Samaranch was unable to attend a football match in his honour last night between Real Madrid and Lausanne Sport, an occasion used by the city of Lausanne to inaugurate the newly renovated Samaranch Stadium.

''He won't go to the match tonight,'' Carrard said before the game ''He is still too tired. It is too hot. There's a storm brewing. He just got out of hospital, and there would be too much pressure from the media.

"He really wanted to go but his doctors said, 'You never listen to us, you always do too much.' So he is listening to the cautious advice of his doctors for a change.''

The refurbished stadium – formerly called Stade de Vidy – is close to IOC headquarters. Samaranch was represented by his son Juan Antonio Samaranch Jr.

Samaranch also missed last week's key ceremony in Lausanne when Belgium's Jacques Rogge officially took over as IOC president. After his 21 years in charge, Samaranch was appointed IOC honorary life president.
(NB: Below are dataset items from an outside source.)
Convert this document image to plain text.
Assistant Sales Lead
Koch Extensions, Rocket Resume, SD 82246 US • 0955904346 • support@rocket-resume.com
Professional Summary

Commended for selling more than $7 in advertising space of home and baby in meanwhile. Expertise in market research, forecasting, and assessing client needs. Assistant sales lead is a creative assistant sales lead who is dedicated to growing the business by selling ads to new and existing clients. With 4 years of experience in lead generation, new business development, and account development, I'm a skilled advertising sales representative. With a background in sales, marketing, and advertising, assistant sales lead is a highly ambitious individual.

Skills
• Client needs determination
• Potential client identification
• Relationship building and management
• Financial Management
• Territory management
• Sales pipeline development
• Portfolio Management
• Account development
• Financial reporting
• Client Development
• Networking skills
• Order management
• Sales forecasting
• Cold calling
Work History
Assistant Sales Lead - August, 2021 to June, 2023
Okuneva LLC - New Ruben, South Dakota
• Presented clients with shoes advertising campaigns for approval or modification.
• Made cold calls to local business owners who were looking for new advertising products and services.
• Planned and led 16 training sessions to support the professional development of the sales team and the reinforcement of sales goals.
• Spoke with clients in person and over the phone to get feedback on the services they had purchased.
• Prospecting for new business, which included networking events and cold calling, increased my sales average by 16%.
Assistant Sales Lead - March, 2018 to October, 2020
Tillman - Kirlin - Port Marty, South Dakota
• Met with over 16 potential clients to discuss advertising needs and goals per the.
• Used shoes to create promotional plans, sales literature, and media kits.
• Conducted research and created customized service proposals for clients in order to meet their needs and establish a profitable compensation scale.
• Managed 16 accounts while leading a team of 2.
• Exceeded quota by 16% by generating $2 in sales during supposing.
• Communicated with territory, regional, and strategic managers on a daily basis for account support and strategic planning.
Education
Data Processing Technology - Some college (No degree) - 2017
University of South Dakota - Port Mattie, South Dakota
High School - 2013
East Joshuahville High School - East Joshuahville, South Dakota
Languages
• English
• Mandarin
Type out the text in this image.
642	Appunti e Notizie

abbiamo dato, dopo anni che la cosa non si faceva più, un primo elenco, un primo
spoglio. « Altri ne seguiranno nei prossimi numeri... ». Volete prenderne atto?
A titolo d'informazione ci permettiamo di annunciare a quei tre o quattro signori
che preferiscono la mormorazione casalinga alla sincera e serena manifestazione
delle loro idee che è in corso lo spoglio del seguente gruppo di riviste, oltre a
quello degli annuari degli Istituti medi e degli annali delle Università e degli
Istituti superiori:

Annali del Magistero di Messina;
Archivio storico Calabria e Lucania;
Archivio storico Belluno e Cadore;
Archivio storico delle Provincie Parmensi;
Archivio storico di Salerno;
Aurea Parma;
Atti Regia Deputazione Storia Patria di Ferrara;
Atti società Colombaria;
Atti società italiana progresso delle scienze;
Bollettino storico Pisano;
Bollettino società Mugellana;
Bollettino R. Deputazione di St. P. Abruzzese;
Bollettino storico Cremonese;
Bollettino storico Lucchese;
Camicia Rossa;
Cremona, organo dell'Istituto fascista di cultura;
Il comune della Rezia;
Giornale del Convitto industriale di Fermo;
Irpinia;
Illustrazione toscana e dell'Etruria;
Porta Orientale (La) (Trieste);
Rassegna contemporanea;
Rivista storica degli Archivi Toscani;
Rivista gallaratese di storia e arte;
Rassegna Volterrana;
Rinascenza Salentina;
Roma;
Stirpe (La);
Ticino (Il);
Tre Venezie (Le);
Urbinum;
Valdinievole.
* A rock music promoter has won a $729,000 (£520,000) contract to provide 14 hours of entertainment each day during the Winter Olympics next year in Salt Lake City. ''This is going to be the festive face of Utah,'' the United Concerts vice-president, Dave McKay, said. "It's a party not only for Olympic visitors, but the people who live here as well.'' Attractions will include mimes, visual artists, choirs and a giant beer tent.